Four of the brood broke in through the windows as two more plodded in through the doors. Rhae spun around and began firing. Her first shot went wide but her second shot got its mark. Thomas took down the one she missed and turned down on his knee for the two at the door. She swung her shotgun over his head to get the remaining two coming in from the windows. They fired in sync to take them down. The keening hadn’t stopped so they quickly reloaded and ran out to the street. Keeping close to the buildings, they went down a side lane, hoping to find the church quickly. A herd of six brood barreled down at them from the street.

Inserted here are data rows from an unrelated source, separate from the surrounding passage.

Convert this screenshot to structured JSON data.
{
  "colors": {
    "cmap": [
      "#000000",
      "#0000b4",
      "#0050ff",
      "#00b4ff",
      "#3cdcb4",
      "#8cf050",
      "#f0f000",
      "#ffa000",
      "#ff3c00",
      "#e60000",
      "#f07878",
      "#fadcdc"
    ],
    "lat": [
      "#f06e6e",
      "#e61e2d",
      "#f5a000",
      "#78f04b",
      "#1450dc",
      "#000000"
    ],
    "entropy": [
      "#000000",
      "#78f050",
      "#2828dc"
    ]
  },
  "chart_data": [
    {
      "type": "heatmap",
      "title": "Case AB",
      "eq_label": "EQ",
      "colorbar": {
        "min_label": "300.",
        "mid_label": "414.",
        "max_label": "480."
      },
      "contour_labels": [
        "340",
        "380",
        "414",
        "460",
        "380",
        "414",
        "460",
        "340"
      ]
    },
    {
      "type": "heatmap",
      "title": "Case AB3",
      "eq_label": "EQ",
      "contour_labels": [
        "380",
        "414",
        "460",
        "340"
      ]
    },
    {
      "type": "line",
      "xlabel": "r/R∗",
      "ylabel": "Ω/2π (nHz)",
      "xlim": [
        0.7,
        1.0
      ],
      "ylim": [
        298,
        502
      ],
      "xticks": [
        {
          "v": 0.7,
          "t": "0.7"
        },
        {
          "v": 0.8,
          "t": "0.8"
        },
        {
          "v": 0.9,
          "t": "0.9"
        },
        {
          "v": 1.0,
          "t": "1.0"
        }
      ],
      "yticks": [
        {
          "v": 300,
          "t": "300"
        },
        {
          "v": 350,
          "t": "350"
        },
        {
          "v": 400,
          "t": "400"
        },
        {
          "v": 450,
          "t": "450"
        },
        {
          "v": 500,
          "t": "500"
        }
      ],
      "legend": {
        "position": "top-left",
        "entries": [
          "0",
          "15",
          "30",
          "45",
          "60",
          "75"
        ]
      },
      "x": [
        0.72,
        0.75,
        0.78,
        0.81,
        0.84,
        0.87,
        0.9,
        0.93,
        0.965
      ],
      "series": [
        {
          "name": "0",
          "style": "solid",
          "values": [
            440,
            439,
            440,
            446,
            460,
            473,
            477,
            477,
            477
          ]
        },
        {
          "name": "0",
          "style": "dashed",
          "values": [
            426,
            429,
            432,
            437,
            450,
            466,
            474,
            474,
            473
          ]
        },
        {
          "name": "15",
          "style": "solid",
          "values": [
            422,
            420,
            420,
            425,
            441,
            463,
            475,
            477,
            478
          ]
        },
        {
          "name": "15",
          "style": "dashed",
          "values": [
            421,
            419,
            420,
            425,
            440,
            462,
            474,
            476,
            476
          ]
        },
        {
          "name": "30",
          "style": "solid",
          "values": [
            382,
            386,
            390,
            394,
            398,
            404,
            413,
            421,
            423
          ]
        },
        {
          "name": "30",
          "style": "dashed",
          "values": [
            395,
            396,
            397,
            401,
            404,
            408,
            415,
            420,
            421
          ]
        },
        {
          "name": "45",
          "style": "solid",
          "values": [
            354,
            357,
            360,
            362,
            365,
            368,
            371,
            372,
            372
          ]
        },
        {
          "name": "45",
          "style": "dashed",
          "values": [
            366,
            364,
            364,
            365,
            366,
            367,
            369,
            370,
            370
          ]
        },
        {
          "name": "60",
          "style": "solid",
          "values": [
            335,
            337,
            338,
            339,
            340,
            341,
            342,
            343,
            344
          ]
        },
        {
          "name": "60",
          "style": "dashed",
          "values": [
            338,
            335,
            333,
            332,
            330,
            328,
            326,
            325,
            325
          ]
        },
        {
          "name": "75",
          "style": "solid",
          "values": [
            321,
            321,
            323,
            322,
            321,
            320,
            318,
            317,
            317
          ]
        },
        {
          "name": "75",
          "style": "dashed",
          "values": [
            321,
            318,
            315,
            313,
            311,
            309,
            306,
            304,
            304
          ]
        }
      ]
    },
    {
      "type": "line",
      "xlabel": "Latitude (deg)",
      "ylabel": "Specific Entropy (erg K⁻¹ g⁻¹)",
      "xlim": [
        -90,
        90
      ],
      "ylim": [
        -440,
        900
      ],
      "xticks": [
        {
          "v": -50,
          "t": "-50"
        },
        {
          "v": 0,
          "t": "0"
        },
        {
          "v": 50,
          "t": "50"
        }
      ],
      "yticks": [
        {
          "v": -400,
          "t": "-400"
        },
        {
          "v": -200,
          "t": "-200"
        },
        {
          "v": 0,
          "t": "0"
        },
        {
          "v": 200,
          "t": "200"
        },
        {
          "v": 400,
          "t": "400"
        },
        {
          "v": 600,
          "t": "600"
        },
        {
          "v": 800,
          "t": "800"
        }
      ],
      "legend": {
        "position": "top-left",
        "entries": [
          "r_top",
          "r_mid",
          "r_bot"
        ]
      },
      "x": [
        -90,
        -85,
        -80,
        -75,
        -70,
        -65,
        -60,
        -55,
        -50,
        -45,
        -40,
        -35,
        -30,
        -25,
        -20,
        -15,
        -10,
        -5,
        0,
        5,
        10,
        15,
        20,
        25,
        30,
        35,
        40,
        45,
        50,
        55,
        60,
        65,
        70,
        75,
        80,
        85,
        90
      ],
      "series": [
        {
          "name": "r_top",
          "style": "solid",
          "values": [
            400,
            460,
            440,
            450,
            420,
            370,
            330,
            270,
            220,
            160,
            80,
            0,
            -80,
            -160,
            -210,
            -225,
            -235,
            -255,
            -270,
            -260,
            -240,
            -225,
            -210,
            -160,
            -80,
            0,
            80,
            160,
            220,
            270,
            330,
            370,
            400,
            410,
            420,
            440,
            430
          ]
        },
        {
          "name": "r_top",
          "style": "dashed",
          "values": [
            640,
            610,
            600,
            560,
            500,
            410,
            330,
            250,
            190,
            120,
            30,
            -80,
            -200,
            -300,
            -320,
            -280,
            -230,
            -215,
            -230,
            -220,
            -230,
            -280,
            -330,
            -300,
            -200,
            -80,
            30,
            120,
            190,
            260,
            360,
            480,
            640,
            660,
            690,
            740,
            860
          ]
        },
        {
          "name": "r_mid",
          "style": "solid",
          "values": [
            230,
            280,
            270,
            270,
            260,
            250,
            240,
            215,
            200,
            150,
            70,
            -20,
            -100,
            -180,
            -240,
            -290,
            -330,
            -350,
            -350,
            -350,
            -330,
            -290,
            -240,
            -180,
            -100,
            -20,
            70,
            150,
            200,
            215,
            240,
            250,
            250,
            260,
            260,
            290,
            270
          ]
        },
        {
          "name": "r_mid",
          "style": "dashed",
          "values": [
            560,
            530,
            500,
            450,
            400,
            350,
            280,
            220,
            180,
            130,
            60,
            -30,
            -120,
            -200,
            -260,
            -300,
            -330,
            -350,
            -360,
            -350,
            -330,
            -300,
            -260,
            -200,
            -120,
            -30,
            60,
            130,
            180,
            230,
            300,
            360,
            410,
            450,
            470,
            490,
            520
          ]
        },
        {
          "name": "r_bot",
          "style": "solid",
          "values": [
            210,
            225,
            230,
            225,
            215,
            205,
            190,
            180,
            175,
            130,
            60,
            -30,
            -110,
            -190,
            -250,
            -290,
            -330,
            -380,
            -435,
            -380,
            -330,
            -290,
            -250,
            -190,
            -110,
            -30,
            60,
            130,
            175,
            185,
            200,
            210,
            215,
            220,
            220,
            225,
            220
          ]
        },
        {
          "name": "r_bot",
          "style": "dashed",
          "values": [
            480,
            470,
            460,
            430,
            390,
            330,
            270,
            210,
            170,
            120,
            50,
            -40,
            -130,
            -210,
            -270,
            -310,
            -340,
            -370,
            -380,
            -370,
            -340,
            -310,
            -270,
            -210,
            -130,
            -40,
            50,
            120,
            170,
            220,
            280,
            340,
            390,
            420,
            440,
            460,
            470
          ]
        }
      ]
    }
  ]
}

“The fuckwits are coming from behind too,” Rhae said.
Thomas looked over his shoulder to see six more coming in at high speed. Charging up and readying his runes, he nodded to Rhae. “Don’t die.”
He shot three and heard two shotgun rounds go off before the brood were upon them. Thomas fired off his runes. It didn’t kill them but they flew back, wounded. Quickly they picked them off with their guns, reloaded and moved on. There was no time to rest for the keening didn’t relent.
As they came to an intersection, a rage filled shriek cut through the keening. On the street to the left towered a wretched, contorted beast like creature. The mangled monster reminded Thomas of Lynnette’s current form. Twelve brood surrounded it. Twelve more crouched at the ready on the street to their left. A brief glance back told him another twelve loped up behind.
“Fucking maggots,” Rhae said.
“Don’t look. Just run.”
The giant beast screamed, blowing fetid breath and spittle on them.
“I fucking looked.”
“Run damn it.”
The tittering and keening crowded out his thoughts as he willed his legs to keep going. Every muscle burned with a fire. Fuck this noise. Fuck this shit. Fuck all this running. They needed a better plan. Thomas saw some slanted metal cellar doors at the side of a house, grabbed Rhae, and ran for them. He prayed they opened. Able to wrench one of them open, they stumbled down the steps and slammed the door shut just barely in time.
“It’s not going to buy is much time,” he said as they went down the rest of the way.
The brood pounded and clawed at the doors as shrieks, keening, and tittering wove in the air. Judging by the tremors of the house above them, the giant beast was attacking the building.
“Worst plan ever.”
“We can fight better from cover than out in the open.”
“We can’t fight them if we’re buried alive Thomas.”
Dust and dirt fell from the cellar ceiling as the house above them groaned and shook. Thomas pointed to a large sturdy bin filled with tubers.
“Let’s dump it and push it to the corner there,” he said. “We’ll hide in it.”
They tipped it on its side and pushed it to the corner as they heard the tearing metal of the doors. Thomas just pushed Rhae into the bin as the house collapsed into the cellar with a bellowing groan. Somehow he survived being buried by the beams but he was pinned under them. Their weight made it hard to breathe. He could barely see through the spaces between them. The giant beast fished Rhae out of the bin with its wicked talons. It glared at the piles of beams with fiery red eyes and sniffed around. Shrieking, it lumbered away with the brood in tow. Thomas listened to the tittering and keening fading with them. Stuck there under the beams, rage and panic swelled and then blossomed into resolve.
They had Rhae. They had his everything. Now he understood his aunt and why she was willing to do anything to get it back.